А Надя отправилась в школу, в свой второй класс. На перемене она купила в буфете компот и коржик. Компот выпила, а за коржик выпросила у девочки из четвёртого класса голубой карандаш. Не насовсем, на один день, маленько порисовать.
- Люда! Люда!- закричала Надя с порога, вернувшись из школы.- У меня сегодня для тебя радость! Закрой скорей глаза.
Люда села на стул, закрыла глаза и в ожидании выставила перед собой ладони. Старшая сестра достала из портфеля и положила на них голубой карандаш.
- Открой глаза.
- Ой, Надя, ура!- соскочила со стула младшая сестричка.- Ты принесла голубой цвет, и мы сегодня сможем раскрасить последний лепесток!
-Раскрасить и вырезать наш цветик-семицветик.
- Надя, у меня тоже сегодня для тебя радость. Закрой глаза.
- Какая?- Надя удивлённо попятилась к стулу, села, закрыла глаза и выставила перед собой руки.
 А Люда достала из кармашка платья конфету «Кара-Кум» и положила её сестре на ладонь.
- Открой глаза. Я прошлый раз не съела, когда ты свою съела, а теперь хочу с тобой поделиться, раз у нас сегодня так много радости.
- Ура!- обрадовалась Надя.
Сёстры съели пополам очень вкусную конфету, выкрасили голубым карандашом последний лепесток и вырезали из альбомного листа свой цветик-семицветик. Предстояло перейти к загадыванию желаний. Цветик был один на двоих, поэтому и желания решили загадывать вместе. Так даже лучше – дружнее. Надя и Люда помнили, что не стоит тратить волшебные лепестки впустую, как девочка Женя из книги. Зачем, например, расходовать лепесток на возвращение с Северного полюса? Лучше уж не тратить его на путешествие на этот самый полюс. Вон у них, своя зима за окном. Хотя, конечно, сейчас оттепель, но всё равно. Два лепестка на это путешествие Женя истратила, а пользы никакой. Нет, так не годится. Поэтому Надя с Людой решили начать желать с очень большой и удивительно красивой перламутровой пуговицы. Бабушка хранила её в своём сундуке, в деревянной шкатулке для памятных вещиц. На эту пуговицу застёгивался широкий пояс платья, в котором бабушка Евдокия выходила замуж. От того платья, кроме перламутровой пуговицы, давно ничего не осталось. А от свадьбы через время протянулся лучик и превратился в яркий свет – вот они, носики-курносики, подрастают, саженцы сортовые. И сколько бы ни просили сестрички отдать им удивительно красивую пуговицу, бабушка никак не соглашалась.

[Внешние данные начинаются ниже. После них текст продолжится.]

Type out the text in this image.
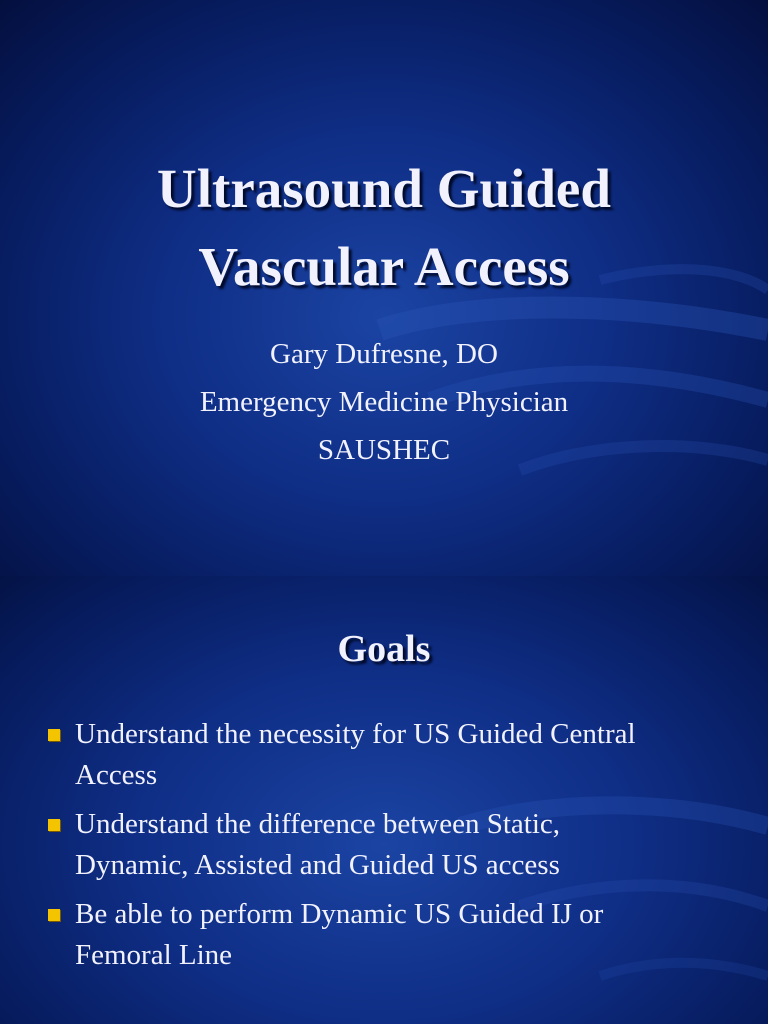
Ultrasound Guided
Vascular Access
Gary Dufresne, DO
Emergency Medicine Physician
SAUSHEC
Goals
Understand the necessity for US Guided Central
Access
Understand the difference between Static,
Dynamic, Assisted and Guided US access
Be able to perform Dynamic US Guided IJ or
Femoral Line
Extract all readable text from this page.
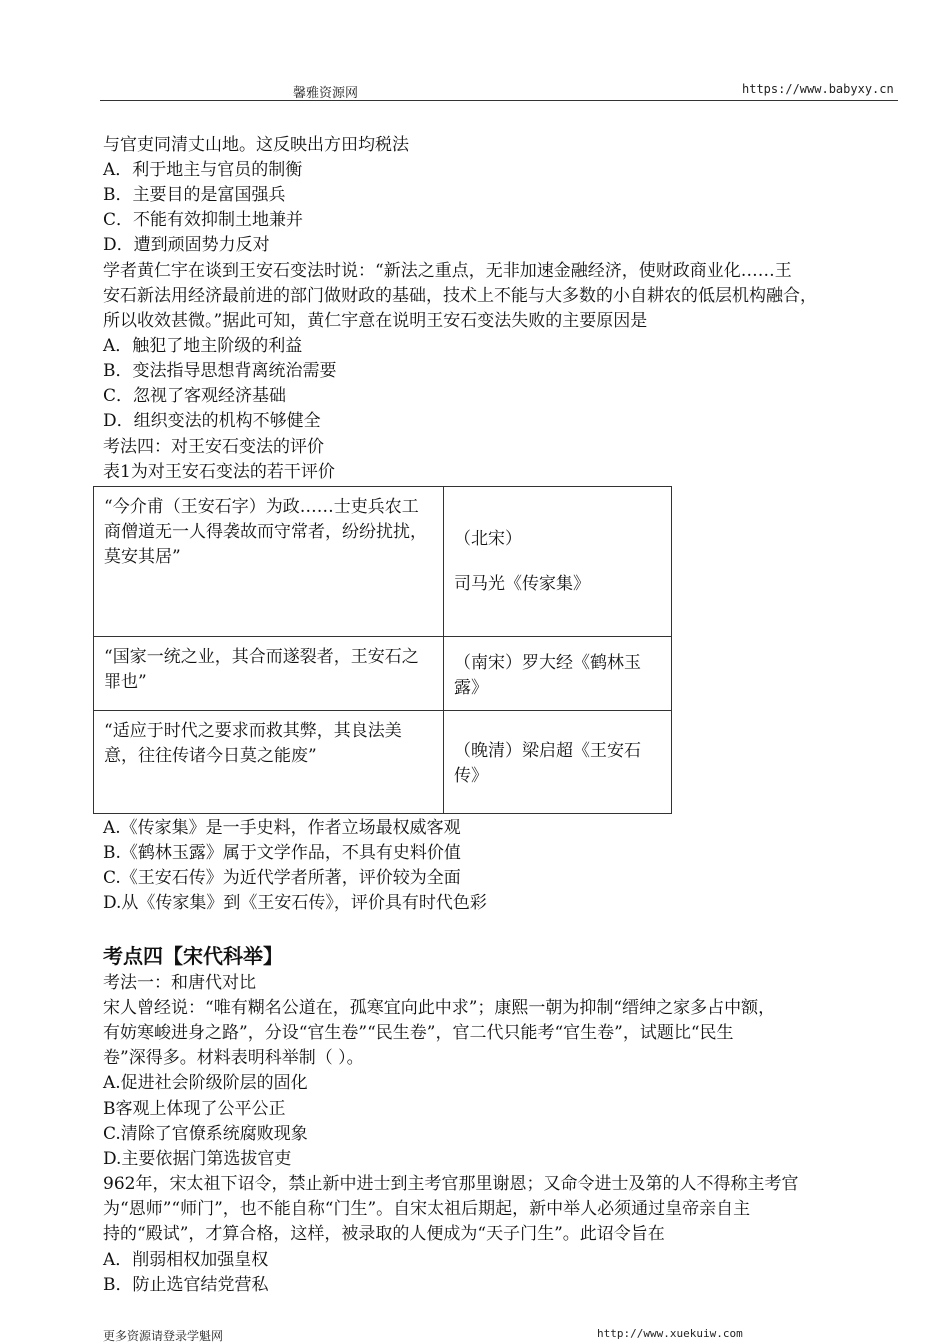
馨雅资源网	https://www.babyxy.cn
与官吏同清丈山地。这反映出方田均税法
A．利于地主与官员的制衡
B．主要目的是富国强兵
C．不能有效抑制土地兼并
D．遭到顽固势力反对
学者黄仁宇在谈到王安石变法时说：“新法之重点，无非加速金融经济，使财政商业化……王
安石新法用经济最前进的部门做财政的基础，技术上不能与大多数的小自耕农的低层机构融合，
所以收效甚微。”据此可知，黄仁宇意在说明王安石变法失败的主要原因是
A．触犯了地主阶级的利益
B．变法指导思想背离统治需要
C．忽视了客观经济基础
D．组织变法的机构不够健全
考法四：对王安石变法的评价
表1为对王安石变法的若干评价
“今介甫（王安石字）为政……士吏兵农工商僧道无一人得袭故而守常者，纷纷扰扰，莫安其居”	（北宋）
司马光《传家集》

“国家一统之业，其合而遂裂者，王安石之罪也”	（南宋）罗大经《鹤林玉露》
“适应于时代之要求而救其弊，其良法美意，往往传诸今日莫之能废”	（晚清）梁启超《王安石传》
A.《传家集》是一手史料，作者立场最权威客观
B.《鹤林玉露》属于文学作品，不具有史料价值
C.《王安石传》为近代学者所著，评价较为全面
D.从《传家集》到《王安石传》，评价具有时代色彩
考点四【宋代科举】
考法一：和唐代对比
宋人曾经说：“唯有糊名公道在，孤寒宜向此中求”；康熙一朝为抑制“缙绅之家多占中额，
有妨寒峻进身之路”，分设“官生卷”“民生卷”，官二代只能考“官生卷”，试题比“民生
卷”深得多。材料表明科举制（ ）。
A.促进社会阶级阶层的固化
B客观上体现了公平公正
C.清除了官僚系统腐败现象
D.主要依据门第选拔官吏
962年，宋太祖下诏令，禁止新中进士到主考官那里谢恩；又命令进士及第的人不得称主考官
为“恩师”“师门”，也不能自称“门生”。自宋太祖后期起，新中举人必须通过皇帝亲自主
持的“殿试”，才算合格，这样，被录取的人便成为“天子门生”。此诏令旨在
A．削弱相权加强皇权
B．防止选官结党营私
更多资源请登录学魁网	http://www.xuekuiw.com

- Не трожьте, другим играйтесь. Задевается куды-нибудь, и всё тогда.
Но внучки никак не могли смириться с запретом. Уж такая она была большая и красивая, эта жемчужина (а именно жемчужиной они её и считали). Переливалась перламутром, блестела какими-то эмалевыми переливами – глаз не оторвать. И если бы проходил конкурс жемчужин всего мира, их бы жемчужина обязательно выиграла первое место. А то, что она расплющена, так это даже ещё красивее. Поэтому, когда в руках у Нади с Людой оказался цветик-семицветик, первый лепесток они потратили на пуговицу. И чудо случилось – бабушка согласилась. То ли правда волшебство подействовало, то ли таким громким шёпотом девочки загадывали желание, что бабушка всё услышала и не смогла спорить с чудесным цветком. Это теперь останется секретом.
- Ладно, золотцы самоварненькие,- вздохнула бабушка Евдокия,- берите пуговицу. Не затеряйте только. Она на ножке, в ножке дырочка. Так отцу сказать надо, чтоб застёжку сделал, как на броши.
И так уж радовались, так радовались сестрицы. Всё смеялись от счастья и прикладывали к платьицам свою жемчужину.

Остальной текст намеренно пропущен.